URLs in pages (or JSON data) should match the protocol of the request. Typically you want the protocol to be determined based on facts (so the protocol the client request has) instead of configuration (the protocol you assume the client request to have). Less configuration. Easy for development setups that might be HTTP-only. No assumptions.
X-Forwarded-Proto
Let’s look a bit into how reverse proxies forward the client’s request protocol.
It’s quite common to configure reverse proxies to forward the request protocol by means of adding a X-Forwarded-Proto
header to the upstream request.
For nginx it looks like:
proxy_set_header X-Forwarded-Proto $scheme;
http-request add-header X-Forwarded-Proto https if { ssl_fc }
And Amazon ELBs support it as well.
Note that these configurations set the X-Forwarded-Proto
header but do not propagate it.
The setup of an application using Cloudfront typically looks like this:
Application -- ELB -- Cloudfront -- Client (uwsgi/nginx)
Now this leaves for a lot of variations in what protocols are used between layers:
- For custom origins, CloudFront can be configured to match the client protocol for backend requests, or use only HTTP or HTTPS.
- Likewise, for ELBs listeners can be configured for HTTP and HTTPS, mirroring the client request, or always map to either HTTP or HTTPS on the instances (the application).
- Any additional or alternate reverse proxies offer similar flexibility, as briefly illustrated in the above configuration examples.
The main take-away is that, to have reliable info in your application about the actual client’s request protocol, you’d either have to:
- Rigourously match the downstream request protocol accross all layers.
- Use TCP mode wherever possible.
- Forward incoming
X-Forwarded-Proto
headers. But that’s not the best of practices, as that information shouldn’t be provided by client but be based on the actual request protocol. - Determine the client request protocol at the layer nearest to the client, and propagate that in a way that isn’t overwritten by upstream layers.
That last option is exactly what is offered by CloudFront’s Cloudfront-Forwarded-Proto
header.
Cloudfront-Forwarded-Proto
By default CloudFront doesn’t set the Cloudfront-Forwarded-Proto
header. This header can be added to the ‘Whitelist headers’ when configuring behaviours.
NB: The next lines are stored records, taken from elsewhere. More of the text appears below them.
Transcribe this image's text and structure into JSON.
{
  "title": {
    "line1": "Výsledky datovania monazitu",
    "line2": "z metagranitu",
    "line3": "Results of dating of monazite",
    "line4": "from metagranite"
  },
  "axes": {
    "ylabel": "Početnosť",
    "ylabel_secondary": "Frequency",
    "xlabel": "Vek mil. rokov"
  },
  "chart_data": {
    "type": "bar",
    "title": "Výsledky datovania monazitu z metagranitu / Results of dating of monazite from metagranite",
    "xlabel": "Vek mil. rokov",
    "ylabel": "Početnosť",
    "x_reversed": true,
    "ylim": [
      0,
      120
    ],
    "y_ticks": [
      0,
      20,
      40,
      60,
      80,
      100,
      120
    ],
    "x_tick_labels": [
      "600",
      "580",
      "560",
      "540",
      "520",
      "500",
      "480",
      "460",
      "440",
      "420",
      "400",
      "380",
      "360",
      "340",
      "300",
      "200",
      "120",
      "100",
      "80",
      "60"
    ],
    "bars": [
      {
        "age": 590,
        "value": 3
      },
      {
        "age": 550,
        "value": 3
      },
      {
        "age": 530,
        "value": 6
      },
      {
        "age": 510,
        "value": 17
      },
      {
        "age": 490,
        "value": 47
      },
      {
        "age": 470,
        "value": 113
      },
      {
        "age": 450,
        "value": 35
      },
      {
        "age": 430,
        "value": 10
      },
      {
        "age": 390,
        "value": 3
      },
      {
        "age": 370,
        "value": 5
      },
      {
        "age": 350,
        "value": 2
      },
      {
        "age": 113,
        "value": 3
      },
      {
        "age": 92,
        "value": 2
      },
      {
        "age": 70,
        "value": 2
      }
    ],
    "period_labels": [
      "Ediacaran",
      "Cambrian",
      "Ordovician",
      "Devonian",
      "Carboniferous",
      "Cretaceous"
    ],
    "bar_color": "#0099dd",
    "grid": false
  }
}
Note the setting ‘Cache Based on Selected Request Headers’. This has the options None (improves caching), Whitelist and All. So, adding the the Cloudfront-Forwarded-Proto
header to the whitelist not only causes the client’s request protocol to be available to the application, it also configures CloudFront to cache based on client request protocol.
Typically this is a good thing as it:
- Allows links on a page to be generated matching the request protocol.
- Prevents redirect loops in case you redirect clients from HTTP to HTTPS from your application server (note that CloudFront behaviours can be configured to do this as well).
Django configuration
Having set up CloudFront as described, configuring a Django application accordingly is trivial by adding to settings
:
SECURE_PROXY_SSL_HEADER = ('HTTP_CLOUDFRONT_FORWARDED_PROTO', 'https')
Wrapping it up
This articles shows how to have a Django application obey the client’s request protocol when using CloudFront.
Other CDNs will likely offer similar configuration options (e.g. Fastly allows setting request headers when using req.proto
as source).
Added advantage is that by doing so, large part of the architecture can be changed without requiring any configuration change. Examples would be swapping out ELBs with ALBs or moving the application to Kubernetes.